Navajo Nation approves proposed settlement to secure Colorado River water
WINDOW ROCK, Ariz. (AP) — The Navajo Nation Council has signed off on a proposed water rights settlement that carries a price tag larger than any such agreement enacted by Congress would ensure water for two other Native American tribes in a state that has been forced to cut back on water use.
The Navajo Nation has one of the largest single outstanding claims in the Colorado River basin. Delegates acknowledged the gravity of their vote Thursday, with many noting that securing water deliveries to tribal communities has been an effort that has spanned generations.
“Thank you for helping make history today,” Navajo Council Speaker Crystalyne Curley told her fellow delegates as they stood and clapped after casting a unanimous vote.
The San Juan Southern Paiute Tribal Council also voted to approve the settlement Thursday, while the Hopi tribe approved it earlier this week. Congress will have the final say.
Congress has enacted nearly three dozen tribal water rights settlements across the U.S. over the last four decades and federal negotiation teams are working on another 22 agreements involving dozens of tribes. In this case, the Navajo, Hopi and San Juan Southern Paiute tribes are seeking more than $5 billion as part of their settlement.
About $1.75 billion of that would fund a pipeline from Lake Powell, one of the two largest reservoirs in the Colorado River system, on the Arizona-Utah border. The settlement would require the U.S. Bureau of Reclamation to complete the project by the end of 2040.
From there, water would be delivered to dozens of tribal communities in remote areas.
Nearly a third of homes in the Navajo Nation — spanning 27,000 square miles (70,000 square kilometers) of Arizona, New Mexico and Utah — don’t have running water. Many homes on Hopi lands are similarly situated.
Navajo President Buu Nygren plans to sign the settlement legislation as soon as it hits his desk, likely Friday. He told The Associated Press it had been a long road to get everyone to the table and the next step will be knocking on the doors of Congress.
“This is a tremendous step,” he said of the tribes’ unanimous votes. “We can finally plan for the future now, because of course it’s hard to plan for the future when you don’t know how much water we’re thinking about.”

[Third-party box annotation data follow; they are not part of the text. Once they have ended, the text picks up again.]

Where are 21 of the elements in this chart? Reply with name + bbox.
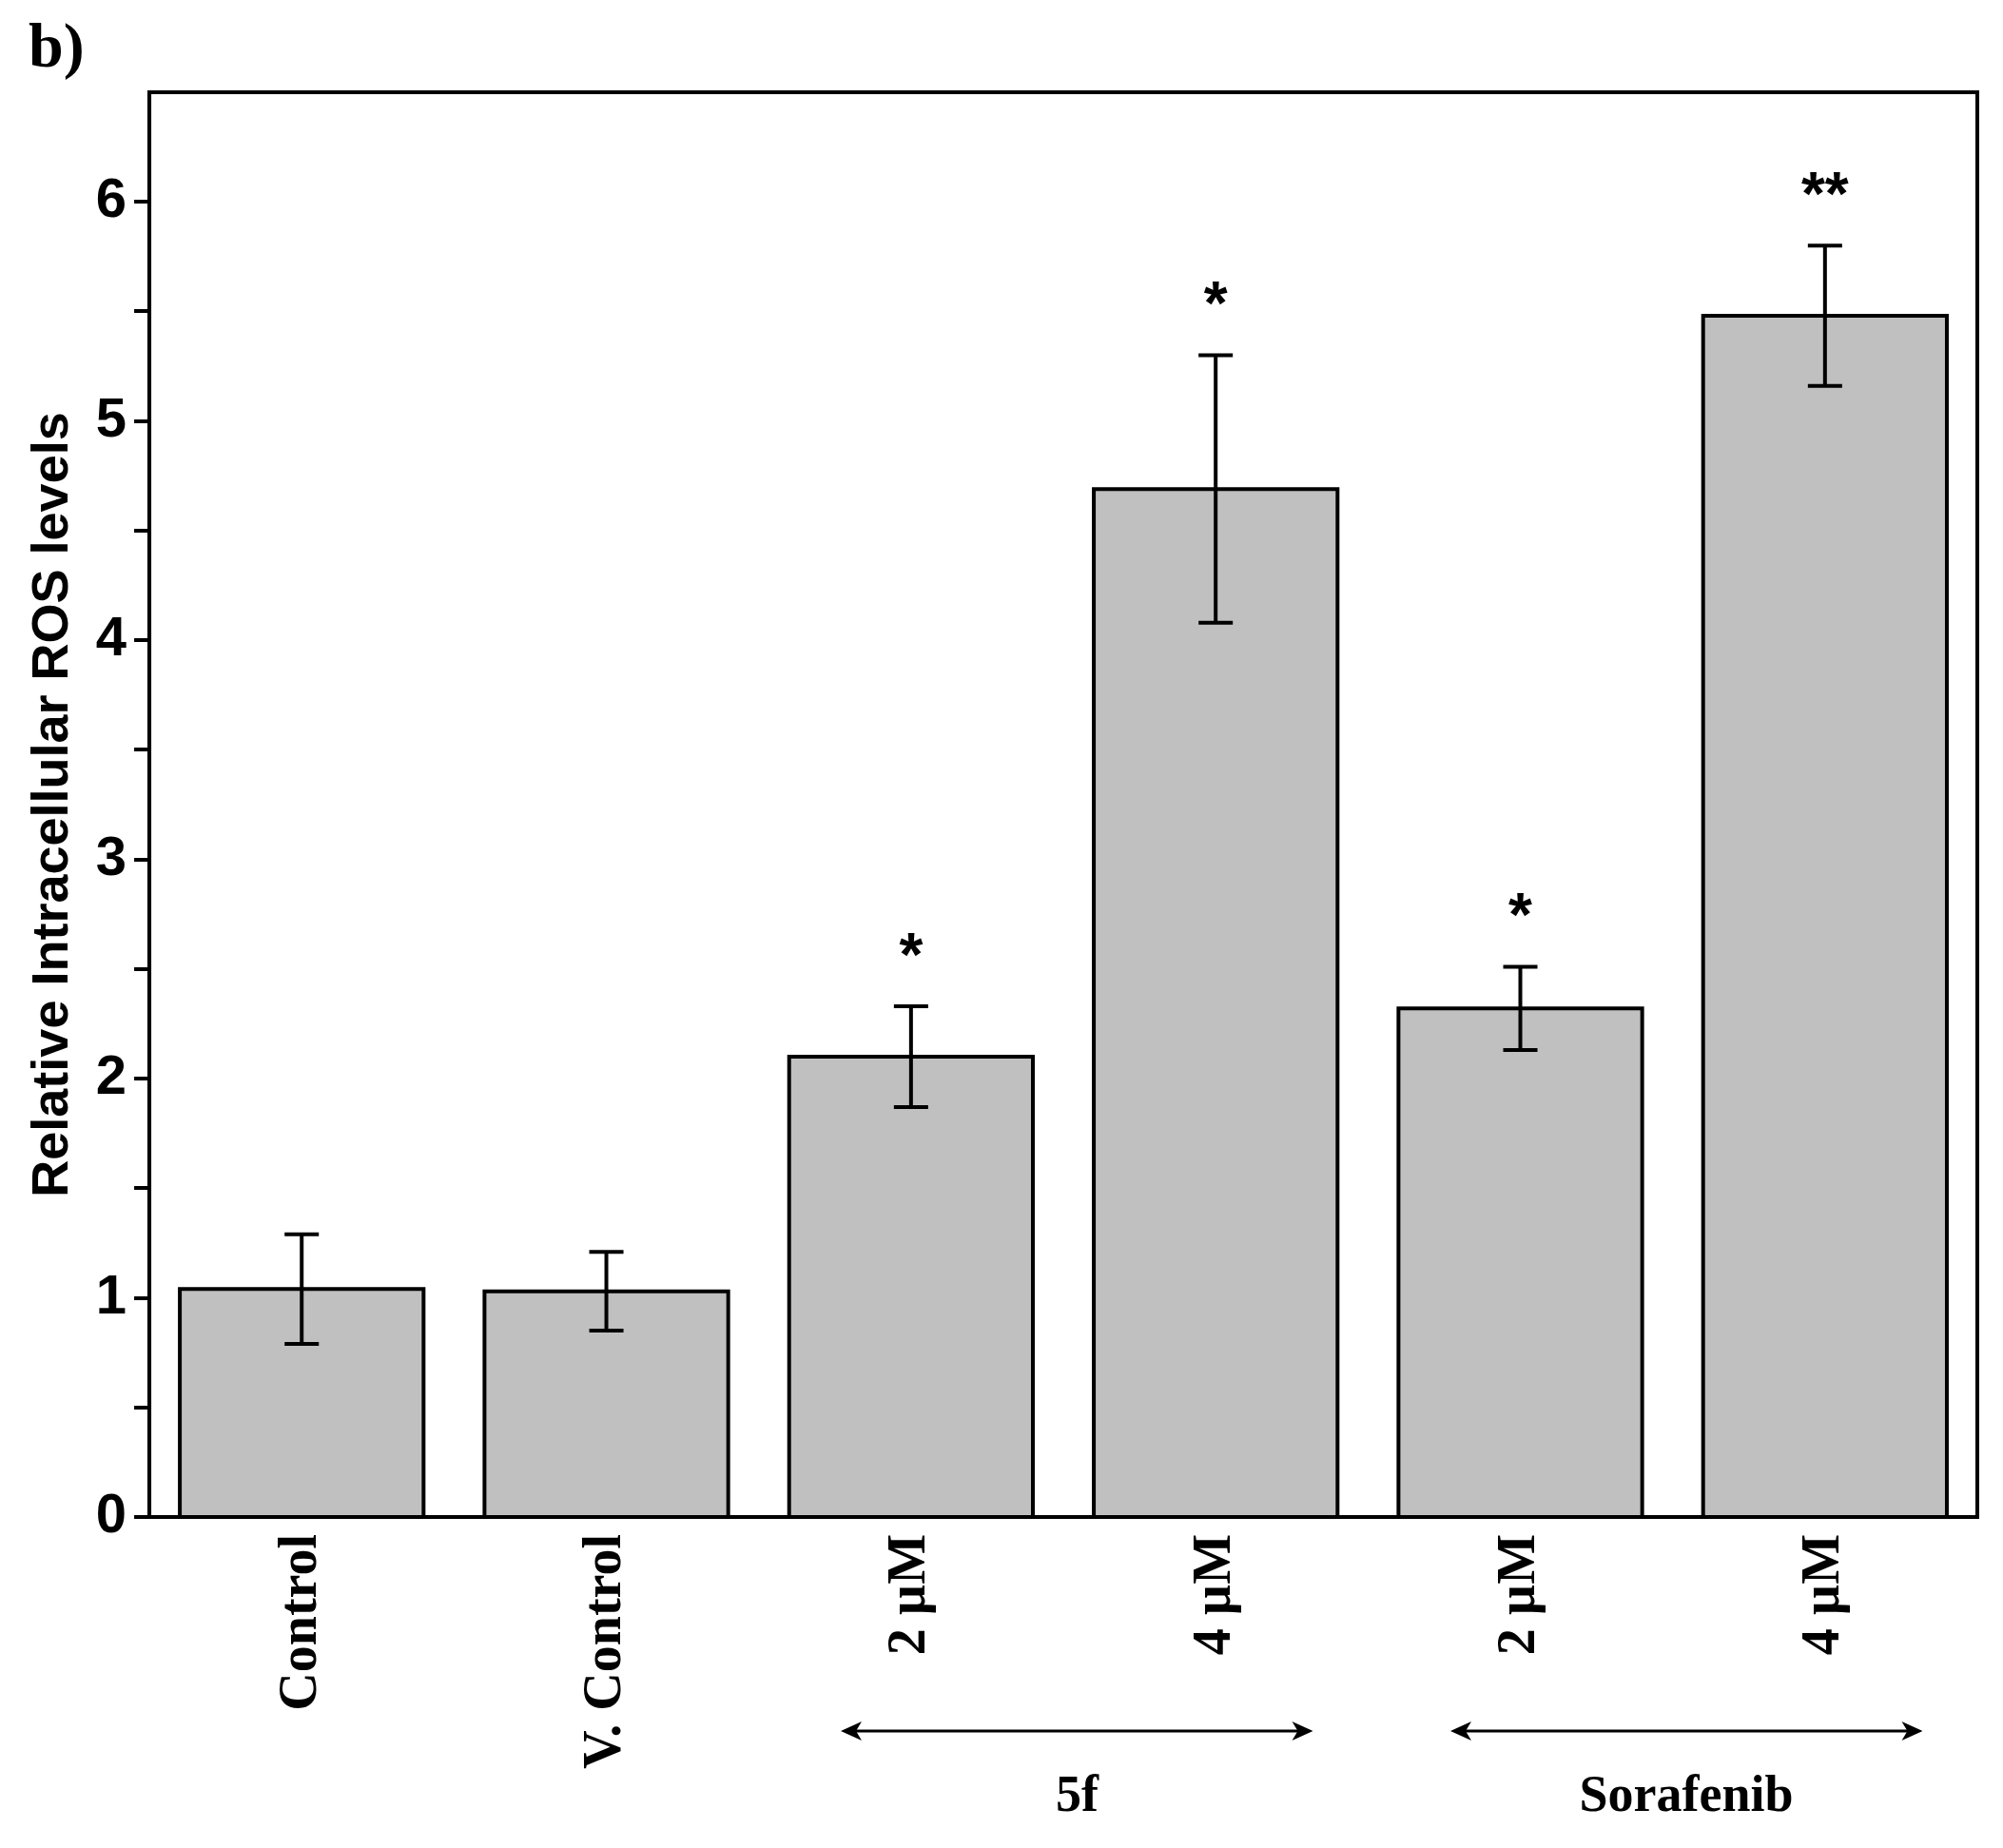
y-tick-label: 2: [95, 1043, 127, 1106]
y-tick-label: 6: [95, 166, 127, 229]
data-label: *: [1508, 881, 1533, 950]
chart-title: b): [29, 10, 85, 82]
text: 5f: [1055, 1764, 1099, 1822]
y-axis-title: Relative Intracellular ROS levels: [21, 412, 79, 1197]
y-tick-label: 4: [95, 605, 127, 668]
x-tick-label: 4 µM: [1181, 1534, 1241, 1656]
y-tick-label: 0: [95, 1482, 127, 1544]
y-tick-label: 5: [95, 385, 127, 448]
x-tick-label: 2 µM: [1486, 1534, 1546, 1656]
y-tick-label: 1: [95, 1262, 127, 1325]
x-tick-label: Control: [267, 1534, 327, 1711]
x-tick-label: 2 µM: [877, 1534, 937, 1656]
data-label: **: [1800, 159, 1849, 228]
text: Sorafenib: [1579, 1764, 1794, 1822]
data-label: *: [899, 920, 924, 989]
x-tick-label: V. Control: [573, 1534, 632, 1769]
x-tick-label: 4 µM: [1791, 1534, 1851, 1656]
y-tick-label: 3: [95, 824, 127, 886]
data-label: *: [1203, 269, 1228, 339]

A century ago, tribes were left out of a landmark 1922 agreement that divided the Colorado River basin water among seven Western states. Now, the tribes are seeking water from a mix of sources: the Colorado River, the Little Colorado River, aquifers and washes on tribal lands in northeastern Arizona.
The latest settlement talks were driven in part by worsening impacts from climate change and demands on the river like those that have allowed Phoenix, Las Vegas and other desert cities to thrive. The Navajo, Hopi and San Juan Southern Paiute tribes are hoping to close the deal quickly under a Democratic administration in Arizona and with Joe Biden as president.
Without a settlement, the tribes would be at the mercy of courts. Already, the U.S. Supreme Court has ruled that the federal government is not bound by treaties with the Navajo Nation to secure water for the tribe. Navajo has the largest land base of any of the 574 federally recognized tribes and is second in population with more than 400,000 citizens.
A separate case that has played out over decades in Arizona over the Little Colorado River basin likely will result in far less water than the Navajo Nation says it needs because the tribe has to prove it has historically used the water. That’s hard to do when the tribe hasn’t had access to much of it, Navajo Attorney General Ethel Branch has said.
Arizona — situated in the Colorado River’s Lower Basin with California, Nevada and Mexico — is unique in that it also has an allocation in the Upper Basin. The state would get certainty in the amount of water available as it’s forced to cut back as the overall supply diminishes.
Navajo and Hopi, like other Arizona tribes, could be part of that solution if they secure the right to lease water within the state that could be delivered through a canal system that already serves metropolitan Tucson and Phoenix.
Arizona water officials have said the leasing authority is a key component of the settlement.